Page MenuHomePhabricator

Identify LLM-mediated requests in our pageview data products
Open, Needs TriagePublic

Description

P&T senior leadership wants to track LLM-mediated traffic (retrieval-augmented generation, RAG for short) in relation to other pageview dimensions to make decisions on whether product interventions should/shouldn't cater to this access path specifically, and to inform (potential) donor conversations based on the demand for Wikimedia content. WME has also expressed a similar desire in the past to do market intelligence and business development outreach.

A few of the major players self-identify their retrieval traffic via User-Agent and IP addresses (here's a survey).

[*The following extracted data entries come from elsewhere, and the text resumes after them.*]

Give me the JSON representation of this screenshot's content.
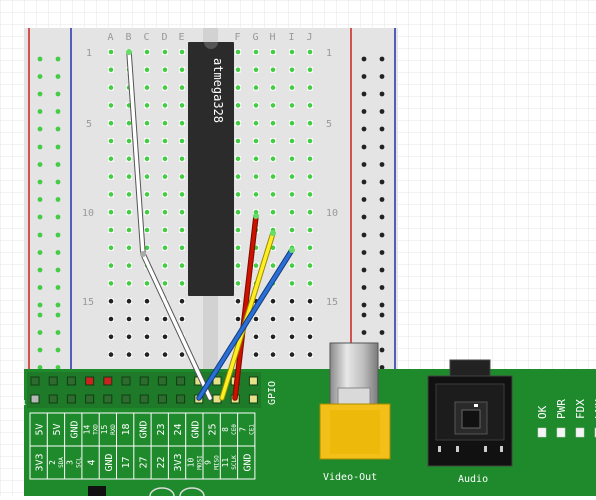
{
  "breadboard": {
    "column_letters_left": [
      "A",
      "B",
      "C",
      "D",
      "E"
    ],
    "column_letters_right": [
      "F",
      "G",
      "H",
      "I",
      "J"
    ],
    "row_numbers": [
      "1",
      "5",
      "10",
      "15"
    ]
  },
  "chip": {
    "label": "atmega328"
  },
  "pi": {
    "gpio_label": "GPIO",
    "header_pin1": "1",
    "header_top_labels": [
      "5V",
      "5V",
      "GND",
      "14\nTXD",
      "15\nRXD",
      "18",
      "GND",
      "23",
      "24",
      "GND",
      "25",
      "8\nCE0",
      "7\nCE1"
    ],
    "header_bottom_labels": [
      "3V3",
      "2\nSDA",
      "3\nSCL",
      "4",
      "GND",
      "17",
      "27",
      "22",
      "3V3",
      "10\nMOSI",
      "9\nMISO",
      "11\nSCLK",
      "GND"
    ],
    "video_label": "Video-Out",
    "audio_label": "Audio",
    "leds": [
      "OK",
      "PWR",
      "FDX",
      "LNK"
    ]
  },
  "wires": [
    {
      "name": "white-wire",
      "color": "#ffffff"
    },
    {
      "name": "red-wire",
      "color": "#cc1100"
    },
    {
      "name": "yellow-wire",
      "color": "#ffee22"
    },
    {
      "name": "blue-wire",
      "color": "#2a6fd6"
    }
  ],
  "colors": {
    "board_green": "#1f8a2c",
    "breadboard": "#e4e4e4",
    "chip": "#2b2b2b",
    "rail_red": "#cc2222",
    "rail_blue": "#2233aa",
    "video_yellow": "#f3c019"
  }
}
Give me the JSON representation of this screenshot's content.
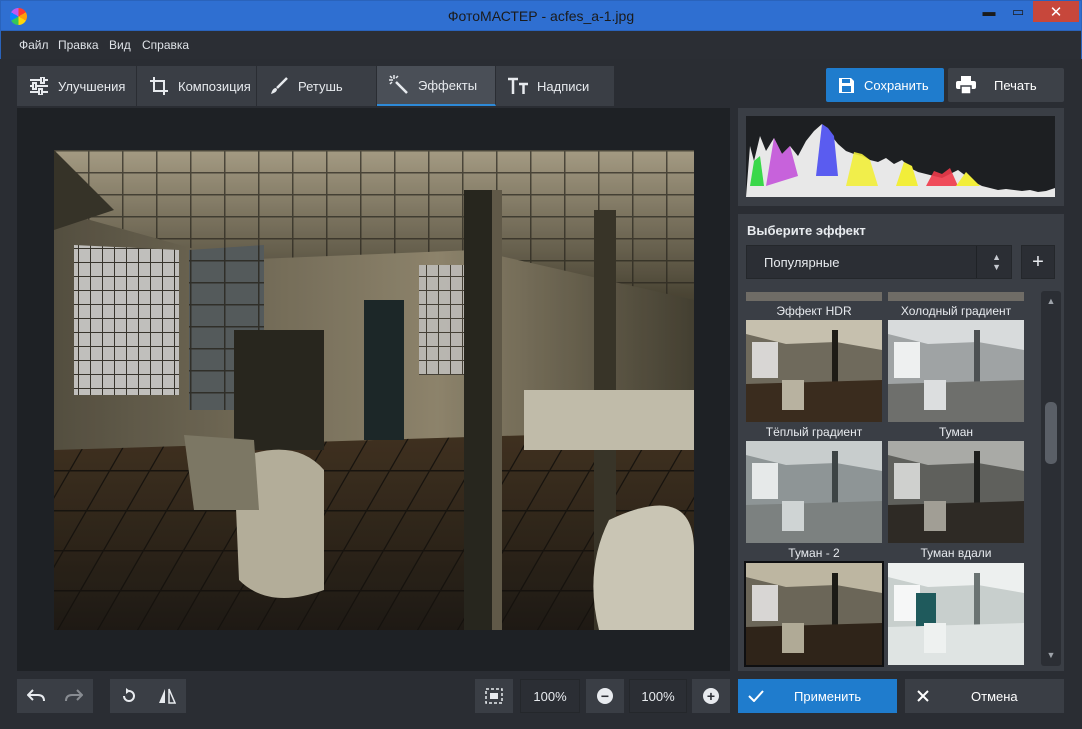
{
  "window": {
    "title": "ФотоМАСТЕР - acfes_a-1.jpg",
    "min_glyph": "▬",
    "max_glyph": "▭",
    "close_glyph": "✕"
  },
  "menu": [
    "Файл",
    "Правка",
    "Вид",
    "Справка"
  ],
  "tabs": [
    {
      "label": "Улучшения",
      "icon": "sliders-icon"
    },
    {
      "label": "Композиция",
      "icon": "crop-icon"
    },
    {
      "label": "Ретушь",
      "icon": "brush-icon"
    },
    {
      "label": "Эффекты",
      "icon": "magic-wand-icon",
      "active": true
    },
    {
      "label": "Надписи",
      "icon": "text-icon"
    }
  ],
  "toolbar": {
    "save_label": "Сохранить",
    "print_label": "Печать"
  },
  "effects": {
    "title": "Выберите эффект",
    "category": "Популярные",
    "add_glyph": "+",
    "items": [
      {
        "label": "Эффект HDR",
        "style": "hdr"
      },
      {
        "label": "Холодный градиент",
        "style": "cold"
      },
      {
        "label": "Тёплый градиент",
        "style": "warm"
      },
      {
        "label": "Туман",
        "style": "fog"
      },
      {
        "label": "Туман - 2",
        "style": "fog2",
        "selected": true
      },
      {
        "label": "Туман вдали",
        "style": "fogfar"
      }
    ]
  },
  "zoom": {
    "fit_value": "100%",
    "current_value": "100%",
    "minus": "−",
    "plus": "+"
  },
  "actions": {
    "apply_label": "Применить",
    "cancel_label": "Отмена"
  },
  "colors": {
    "accent": "#1f7ccd",
    "titlebar": "#2f6fd1",
    "panel": "#3a3e45",
    "background": "#2a2d33"
  }
}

This is different, but related to, our recent refresh of AI chatbot referrers (T406531): that ticket allows us to tracks a click through an LLM that turns into a pageview, whereas this ticket is about an AI agent who's looked up a Wikipedia page to formulate a response to a user. We can probably approach it similarly though: a collaboration between Movement Insights and Data Engineering, with the former driving finer requirements and alignment to business needs, and the latter reflecting those into the actual data.

Acceptance criteria:

  • Analysts can identify and query RAG requests for a set of priority AI agents in pageview_hourly and pageview_daily.

Next steps:

  1. Determine the list of AI agents to prioritize (MI)
  2. Determine how to model this kind of traffic (Is RAG a subtype of spider? How do we represent it?) (DE + MI)
  3. Identify the priority AI agents by User-Agent and represent them in the pageview data (DE)

Out of scope:

  • Using IP lists for classification. Those are partially collected at the edge and used in the X-Provenance header, but not currently stored in the data platform.
  • Using client-side sigals for further accuracy and detection of agents that don't self-identify; for the above use cases, this is currently considered to bring only diminishing gains.